What I would add is the fact that even the strongest proponent of reason builds his beliefs on faith. For example, there are those who find it difficult to balance a checkbook yet completely believe sermons of modern science. It is not possible with their limited understanding to comprehend science with reason so they rely on faith. Many of us who have had training in the sciences can see through the smoke and mirrors of much of modern science. I even find myself on occasion agreeing with the postmodernists that big science, funded by the government, is on the whole political. On the other hand, these same people who question faith will not use their reason in considering the nonmaterial aspects of life. Nobody actually lives by the purely materialistic ethic. Dickens did create a ridiculously practical character Mr. Bounderby who lived by this ethic in his novel Hard Times. Even the philosopher of death Peter Singer is kind and caring to his sick mother. Everyone I have known when pressed will admit there are many aspects of life not understood through materialistic means. Certainly the many aspects of love fall in this category. All around us in our everyday life we can see evidence of the truth of the Ten Commandments and the Sermon on the Mount. It is true that it must be taken on faith that Jesus rose from the dead, but I have found to be true all from the Bible testable by everyday experience.

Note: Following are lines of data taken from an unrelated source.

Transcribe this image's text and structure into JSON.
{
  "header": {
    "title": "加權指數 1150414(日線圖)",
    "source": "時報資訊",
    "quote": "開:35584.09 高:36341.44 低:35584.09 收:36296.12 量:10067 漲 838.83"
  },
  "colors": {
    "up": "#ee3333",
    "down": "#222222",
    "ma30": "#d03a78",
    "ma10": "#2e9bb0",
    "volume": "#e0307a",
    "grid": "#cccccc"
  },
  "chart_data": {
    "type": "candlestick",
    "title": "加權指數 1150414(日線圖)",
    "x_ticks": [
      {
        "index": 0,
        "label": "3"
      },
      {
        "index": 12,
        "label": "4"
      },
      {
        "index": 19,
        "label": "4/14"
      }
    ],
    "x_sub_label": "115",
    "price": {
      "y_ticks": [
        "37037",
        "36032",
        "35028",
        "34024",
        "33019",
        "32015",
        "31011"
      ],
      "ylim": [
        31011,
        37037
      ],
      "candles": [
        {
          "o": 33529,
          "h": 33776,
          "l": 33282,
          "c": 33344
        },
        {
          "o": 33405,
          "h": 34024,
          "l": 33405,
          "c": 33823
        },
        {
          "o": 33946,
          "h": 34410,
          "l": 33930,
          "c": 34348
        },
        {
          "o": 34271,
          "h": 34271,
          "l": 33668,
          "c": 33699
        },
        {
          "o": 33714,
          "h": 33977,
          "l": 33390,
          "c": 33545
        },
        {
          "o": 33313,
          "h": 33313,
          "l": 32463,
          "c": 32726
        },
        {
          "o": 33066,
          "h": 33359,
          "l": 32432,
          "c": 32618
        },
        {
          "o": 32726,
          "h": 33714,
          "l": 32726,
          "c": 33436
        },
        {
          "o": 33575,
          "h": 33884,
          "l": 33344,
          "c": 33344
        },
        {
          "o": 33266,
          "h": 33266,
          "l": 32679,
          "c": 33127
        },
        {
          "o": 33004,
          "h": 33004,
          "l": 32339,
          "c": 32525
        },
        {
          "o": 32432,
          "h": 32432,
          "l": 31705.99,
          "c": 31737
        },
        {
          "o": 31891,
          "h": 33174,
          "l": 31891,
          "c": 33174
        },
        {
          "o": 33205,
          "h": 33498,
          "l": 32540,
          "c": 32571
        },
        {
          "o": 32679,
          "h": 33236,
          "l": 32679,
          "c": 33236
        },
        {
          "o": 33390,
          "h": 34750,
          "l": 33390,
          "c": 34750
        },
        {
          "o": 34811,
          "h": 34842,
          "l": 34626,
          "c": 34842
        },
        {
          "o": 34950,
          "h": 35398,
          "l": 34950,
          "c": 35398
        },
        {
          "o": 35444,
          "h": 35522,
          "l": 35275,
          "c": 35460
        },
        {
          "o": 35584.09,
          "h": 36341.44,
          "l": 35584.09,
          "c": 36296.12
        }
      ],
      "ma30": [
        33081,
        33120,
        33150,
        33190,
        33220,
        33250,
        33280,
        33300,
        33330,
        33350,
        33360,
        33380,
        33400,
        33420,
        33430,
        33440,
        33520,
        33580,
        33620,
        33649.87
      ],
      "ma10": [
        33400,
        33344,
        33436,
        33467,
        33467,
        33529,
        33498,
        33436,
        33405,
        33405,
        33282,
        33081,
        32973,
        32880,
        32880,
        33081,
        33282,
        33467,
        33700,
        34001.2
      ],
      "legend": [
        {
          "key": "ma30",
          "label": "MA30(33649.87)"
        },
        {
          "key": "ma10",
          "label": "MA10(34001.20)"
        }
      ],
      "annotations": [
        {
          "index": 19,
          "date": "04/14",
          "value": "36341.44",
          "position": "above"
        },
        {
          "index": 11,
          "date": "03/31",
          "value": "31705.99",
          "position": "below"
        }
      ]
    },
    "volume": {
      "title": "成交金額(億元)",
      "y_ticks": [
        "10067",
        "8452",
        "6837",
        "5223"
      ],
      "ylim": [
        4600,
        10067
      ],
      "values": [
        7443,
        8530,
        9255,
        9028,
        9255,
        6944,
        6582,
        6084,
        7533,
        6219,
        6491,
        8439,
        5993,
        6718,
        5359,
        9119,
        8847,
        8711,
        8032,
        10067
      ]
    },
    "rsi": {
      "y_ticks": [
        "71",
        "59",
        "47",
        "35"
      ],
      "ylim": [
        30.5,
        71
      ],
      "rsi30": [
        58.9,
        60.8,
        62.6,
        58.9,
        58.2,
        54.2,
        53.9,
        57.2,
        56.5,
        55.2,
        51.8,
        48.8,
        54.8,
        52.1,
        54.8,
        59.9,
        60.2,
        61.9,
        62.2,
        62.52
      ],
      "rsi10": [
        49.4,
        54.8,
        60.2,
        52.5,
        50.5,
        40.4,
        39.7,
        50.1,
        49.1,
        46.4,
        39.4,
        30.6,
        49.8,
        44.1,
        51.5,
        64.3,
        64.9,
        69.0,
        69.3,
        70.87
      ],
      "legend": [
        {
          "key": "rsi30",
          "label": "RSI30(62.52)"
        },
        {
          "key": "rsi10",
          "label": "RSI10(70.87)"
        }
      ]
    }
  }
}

But there are the political systems and political actors that have arisen based on the materialistic worship of power. Consider the following “evolutionist view of man” as expressed by a Harvard paleontologist:

Man stands alone in the universe, a unique product of a long, unconscious, impersonal, material process with unique understanding and potentialities. These he owes to no-one but himself, and it is to himself that he is responsible. He is not the creature of uncontrollable and undeterminable forces, but his own master. He can and must decide and manage his own destiny.

These words I read and noted many years ago, but I do not recall the citation. But their power still echoes through my mind like the sound of the goose-stepping legions of the twentieth century. Here is the creed of the guillotine, the gulag and the gas chamber. Here is the creed of those who would attempt to remake man.

In this age faith is held in low esteem, reason rules the day. However, the truths of faith are of more value than the facts of reason. Aquinas said it well: “the fact that some happen to doubt about the articles of faith is not due to the uncertain nature of the truths, but to the weakness of the human intellect; yet the slenderest knowledge that may be obtained of the highest things is more desirable than the most certain knowledge of the lowest things.”